Keywords

1 Introduction

Quantitative brain analysis is crucial to better understand the human brain and to detect pathologies. However, whole brain segmentation is still a very challenging problem, mostly due to the high number of anatomical labels compared to the limited number of available training data. Indeed, manual segmentation of the whole brain is a very tedious and difficult task, preventing the production of large annotated datasets.

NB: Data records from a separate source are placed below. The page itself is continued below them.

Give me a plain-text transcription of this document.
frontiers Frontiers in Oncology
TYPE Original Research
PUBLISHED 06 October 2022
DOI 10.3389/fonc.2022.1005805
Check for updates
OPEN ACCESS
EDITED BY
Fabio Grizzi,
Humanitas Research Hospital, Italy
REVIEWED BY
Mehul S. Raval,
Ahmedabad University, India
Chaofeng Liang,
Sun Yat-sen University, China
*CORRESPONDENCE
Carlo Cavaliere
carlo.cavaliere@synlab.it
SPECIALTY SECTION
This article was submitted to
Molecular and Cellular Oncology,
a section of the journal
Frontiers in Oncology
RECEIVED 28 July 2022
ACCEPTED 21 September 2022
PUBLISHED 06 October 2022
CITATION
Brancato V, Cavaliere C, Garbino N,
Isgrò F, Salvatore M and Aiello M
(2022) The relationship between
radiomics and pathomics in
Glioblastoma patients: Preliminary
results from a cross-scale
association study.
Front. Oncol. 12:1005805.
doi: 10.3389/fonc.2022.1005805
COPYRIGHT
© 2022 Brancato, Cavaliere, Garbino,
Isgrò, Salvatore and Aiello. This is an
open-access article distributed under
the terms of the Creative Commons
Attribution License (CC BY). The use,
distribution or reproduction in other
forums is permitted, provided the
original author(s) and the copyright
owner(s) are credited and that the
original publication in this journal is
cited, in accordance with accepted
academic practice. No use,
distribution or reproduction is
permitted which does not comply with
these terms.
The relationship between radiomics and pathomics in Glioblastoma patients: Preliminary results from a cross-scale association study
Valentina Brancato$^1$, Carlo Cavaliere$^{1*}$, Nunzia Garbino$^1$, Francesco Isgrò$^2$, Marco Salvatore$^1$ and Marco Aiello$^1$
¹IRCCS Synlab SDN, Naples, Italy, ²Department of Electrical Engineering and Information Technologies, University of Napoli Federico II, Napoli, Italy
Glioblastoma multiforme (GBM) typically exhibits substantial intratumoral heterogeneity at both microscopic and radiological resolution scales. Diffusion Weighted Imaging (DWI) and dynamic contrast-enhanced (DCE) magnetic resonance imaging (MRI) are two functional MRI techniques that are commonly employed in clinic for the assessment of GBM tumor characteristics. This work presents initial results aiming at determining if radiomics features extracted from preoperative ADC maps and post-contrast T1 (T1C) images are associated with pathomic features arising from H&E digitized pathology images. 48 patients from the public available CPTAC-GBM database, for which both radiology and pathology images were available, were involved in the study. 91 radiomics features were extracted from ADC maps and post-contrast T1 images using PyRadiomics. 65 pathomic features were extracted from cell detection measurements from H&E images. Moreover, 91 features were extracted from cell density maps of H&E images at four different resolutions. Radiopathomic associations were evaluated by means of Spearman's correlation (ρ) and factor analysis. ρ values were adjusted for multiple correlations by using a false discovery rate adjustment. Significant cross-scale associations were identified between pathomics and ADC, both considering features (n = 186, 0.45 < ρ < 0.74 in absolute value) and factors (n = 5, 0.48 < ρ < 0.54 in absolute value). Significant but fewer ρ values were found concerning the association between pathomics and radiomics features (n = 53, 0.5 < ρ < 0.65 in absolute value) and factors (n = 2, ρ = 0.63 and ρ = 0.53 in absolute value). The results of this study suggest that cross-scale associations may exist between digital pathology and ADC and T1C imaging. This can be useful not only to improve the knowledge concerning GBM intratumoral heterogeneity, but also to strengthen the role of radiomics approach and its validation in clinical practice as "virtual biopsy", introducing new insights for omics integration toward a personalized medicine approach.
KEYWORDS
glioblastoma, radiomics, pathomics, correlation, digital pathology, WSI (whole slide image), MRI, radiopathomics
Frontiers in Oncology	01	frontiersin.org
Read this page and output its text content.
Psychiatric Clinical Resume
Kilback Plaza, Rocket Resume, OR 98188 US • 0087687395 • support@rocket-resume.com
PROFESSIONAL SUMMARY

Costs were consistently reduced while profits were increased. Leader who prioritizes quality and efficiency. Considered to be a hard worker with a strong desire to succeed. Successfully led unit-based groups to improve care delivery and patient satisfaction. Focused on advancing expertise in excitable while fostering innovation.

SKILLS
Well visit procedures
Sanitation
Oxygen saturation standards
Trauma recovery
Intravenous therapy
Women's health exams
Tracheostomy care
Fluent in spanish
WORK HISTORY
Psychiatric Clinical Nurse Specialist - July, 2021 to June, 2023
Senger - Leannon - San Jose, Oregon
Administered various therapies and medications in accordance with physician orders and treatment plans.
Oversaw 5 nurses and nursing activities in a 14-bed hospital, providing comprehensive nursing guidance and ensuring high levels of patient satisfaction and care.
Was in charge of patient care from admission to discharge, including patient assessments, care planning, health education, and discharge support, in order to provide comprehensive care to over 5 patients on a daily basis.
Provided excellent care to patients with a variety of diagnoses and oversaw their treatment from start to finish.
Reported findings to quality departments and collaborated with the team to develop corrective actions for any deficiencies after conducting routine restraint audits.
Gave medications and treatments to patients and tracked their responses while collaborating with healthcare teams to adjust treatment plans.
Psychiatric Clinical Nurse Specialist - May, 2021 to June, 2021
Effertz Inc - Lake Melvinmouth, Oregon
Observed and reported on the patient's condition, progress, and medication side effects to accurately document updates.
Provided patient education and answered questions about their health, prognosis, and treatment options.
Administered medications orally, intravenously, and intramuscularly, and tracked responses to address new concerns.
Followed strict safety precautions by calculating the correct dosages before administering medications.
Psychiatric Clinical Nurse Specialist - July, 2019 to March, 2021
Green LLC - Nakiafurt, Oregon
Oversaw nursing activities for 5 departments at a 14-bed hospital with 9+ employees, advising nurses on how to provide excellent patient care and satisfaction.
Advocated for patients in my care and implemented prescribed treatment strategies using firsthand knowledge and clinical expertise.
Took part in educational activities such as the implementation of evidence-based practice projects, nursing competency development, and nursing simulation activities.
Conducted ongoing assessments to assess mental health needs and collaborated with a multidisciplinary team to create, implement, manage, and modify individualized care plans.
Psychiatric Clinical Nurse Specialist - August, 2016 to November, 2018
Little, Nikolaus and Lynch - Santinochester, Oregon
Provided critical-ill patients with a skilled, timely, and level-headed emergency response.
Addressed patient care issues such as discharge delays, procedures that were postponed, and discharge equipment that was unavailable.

To address this question, several methods have been proposed in the past years. One of the main references in the domain is the patch-based joint label fusion (JLF) which won the MICCAI challenge in 2012 [1]. More recently, deep leaning (DL) methods have also been proposed. Due to limited GPU memory, first attempts were based on patchwise strategies [2, 3] or 2D segmentation (slice by slice) [4]. Last year, first 3D fully convolutional network methods were proposed using reduced input data size (i.e., 128 × 128 × 128 voxels) [5] or Spatially Localized Atlas Network Tiles (SLANT) strategy [6]. This latter framework divides the whole volume into overlapping sub-volumes, each one being processed by a different U-Net [7] (e.g., 27). The SLANT strategy addresses the problem of memory and simplifies the complex problem of whole brain segmentation into simpler problems, better suited to limited training data.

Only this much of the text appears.